Human albumin enriched St. Thomas Hospital cardioplegic solution increases reperfusion injury in isolated perfused rat hearts

Suzer O., Koseoglu S., Ozuner Z.

PHARMACOLOGICAL RESEARCH, cilt.37, sa.2, ss.97-101, 1998 (SCI İndekslerine Giren Dergi) identifier identifier identifier

  • Yayın Türü: Makale / Tam Makale
  • Cilt numarası: 37 Konu: 2
  • Basım Tarihi: 1998
  • Doi Numarası: 10.1006/phrs.1997.0242
  • Sayfa Sayıları: ss.97-101


In open heart surgery it is very important to protect the heart during the ischaemic period in terms of mortality and morbidity. Many different cardioplegic solutions are in clinical use without being tested experimentally. In this study we intended to investigate the effects of albumin addition to St. Thomas Hospital cardioplegic solution on cardiac protection to ischaemia. Rat hearts were isolated and perfused in Langendorff apparatus (n = 6 for each group). After the stabilisation period, the hearts in the control group were arrested with St.

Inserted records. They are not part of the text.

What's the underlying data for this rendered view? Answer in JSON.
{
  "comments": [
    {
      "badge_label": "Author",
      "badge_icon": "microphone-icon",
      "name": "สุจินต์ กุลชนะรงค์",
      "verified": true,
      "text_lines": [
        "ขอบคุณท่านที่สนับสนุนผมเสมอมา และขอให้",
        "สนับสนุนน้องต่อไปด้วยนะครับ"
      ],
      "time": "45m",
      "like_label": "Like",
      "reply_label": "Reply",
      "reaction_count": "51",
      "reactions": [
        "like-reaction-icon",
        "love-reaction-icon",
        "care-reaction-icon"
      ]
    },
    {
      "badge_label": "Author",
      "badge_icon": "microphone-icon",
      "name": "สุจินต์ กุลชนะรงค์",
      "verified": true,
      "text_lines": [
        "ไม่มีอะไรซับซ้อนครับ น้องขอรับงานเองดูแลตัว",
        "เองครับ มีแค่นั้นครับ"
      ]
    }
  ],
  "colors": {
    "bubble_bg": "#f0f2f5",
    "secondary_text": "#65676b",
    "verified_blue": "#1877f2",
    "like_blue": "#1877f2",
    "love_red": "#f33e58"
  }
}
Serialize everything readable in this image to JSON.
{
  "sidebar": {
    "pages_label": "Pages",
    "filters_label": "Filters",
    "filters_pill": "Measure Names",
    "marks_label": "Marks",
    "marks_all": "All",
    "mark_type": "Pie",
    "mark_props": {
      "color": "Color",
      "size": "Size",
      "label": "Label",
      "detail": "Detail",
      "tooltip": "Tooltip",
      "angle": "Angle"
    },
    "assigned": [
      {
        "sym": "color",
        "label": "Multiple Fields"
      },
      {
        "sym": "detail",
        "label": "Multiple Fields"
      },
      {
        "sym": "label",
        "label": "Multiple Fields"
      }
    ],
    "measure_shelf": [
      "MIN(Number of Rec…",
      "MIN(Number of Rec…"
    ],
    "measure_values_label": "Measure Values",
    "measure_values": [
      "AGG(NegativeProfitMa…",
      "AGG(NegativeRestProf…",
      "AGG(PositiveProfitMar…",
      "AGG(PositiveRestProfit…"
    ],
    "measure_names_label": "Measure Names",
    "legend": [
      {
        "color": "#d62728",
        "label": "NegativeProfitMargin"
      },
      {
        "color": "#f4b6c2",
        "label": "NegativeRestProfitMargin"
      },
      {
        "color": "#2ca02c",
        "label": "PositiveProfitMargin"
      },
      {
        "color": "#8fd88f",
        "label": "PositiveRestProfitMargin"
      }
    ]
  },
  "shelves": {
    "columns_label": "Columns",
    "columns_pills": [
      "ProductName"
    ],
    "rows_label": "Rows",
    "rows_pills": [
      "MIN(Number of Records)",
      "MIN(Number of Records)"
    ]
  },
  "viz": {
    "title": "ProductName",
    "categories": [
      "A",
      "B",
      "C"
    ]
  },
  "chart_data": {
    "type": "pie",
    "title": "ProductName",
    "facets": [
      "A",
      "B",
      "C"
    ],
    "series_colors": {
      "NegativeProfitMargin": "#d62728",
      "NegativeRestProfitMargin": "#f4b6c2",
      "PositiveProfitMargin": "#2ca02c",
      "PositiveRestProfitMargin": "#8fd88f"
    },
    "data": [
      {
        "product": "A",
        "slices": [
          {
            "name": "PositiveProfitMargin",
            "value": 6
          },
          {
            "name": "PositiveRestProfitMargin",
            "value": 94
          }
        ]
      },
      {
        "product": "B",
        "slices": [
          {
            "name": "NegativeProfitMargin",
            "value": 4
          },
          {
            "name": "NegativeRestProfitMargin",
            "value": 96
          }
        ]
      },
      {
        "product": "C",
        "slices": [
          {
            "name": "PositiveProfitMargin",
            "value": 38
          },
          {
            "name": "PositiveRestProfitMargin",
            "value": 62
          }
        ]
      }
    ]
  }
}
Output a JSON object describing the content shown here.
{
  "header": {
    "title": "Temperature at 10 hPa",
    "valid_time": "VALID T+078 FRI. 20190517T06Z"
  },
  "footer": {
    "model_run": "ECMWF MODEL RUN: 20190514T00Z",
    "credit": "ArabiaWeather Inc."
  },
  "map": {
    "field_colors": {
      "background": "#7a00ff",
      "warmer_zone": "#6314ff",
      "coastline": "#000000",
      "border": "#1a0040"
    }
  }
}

Thomas Hospital cardioplegic solution for 3 min then subjected to 30 min of global ischaemia in cardioplegic solution, this is followed by reperfusion for 10 min. In albumin groups, the experimental protocol was the same but 2.25%, 4.5% or 9% human albumin was added to the cardioplegic solution. All of the hearts were compared for their pre-ischaemic and post-ischaemic contractility, heart rate, coronary flow, LDH and CK enzyme leakage, and wet/dry weight ratio values. The contraction, heart rate (P < 0.01 for both), and coronary flow (only for the 9% albumin group, P < 0.05) values in the albumin group were less than the control group during the reperfusion period. There was no difference between groups in LDH, and CK leakage, and wet/dry weight ratio. The circulation of ischaemic hearts in the albumin group were diminished, possibly due to protein precipitation. This condition negatively affected the performance of the heart. The fact that there is no difference in enzyme leakage and wet/dry weight ratio, indicates that this event is not irreversible. (C) 1998 The Italian Pharmacological Society.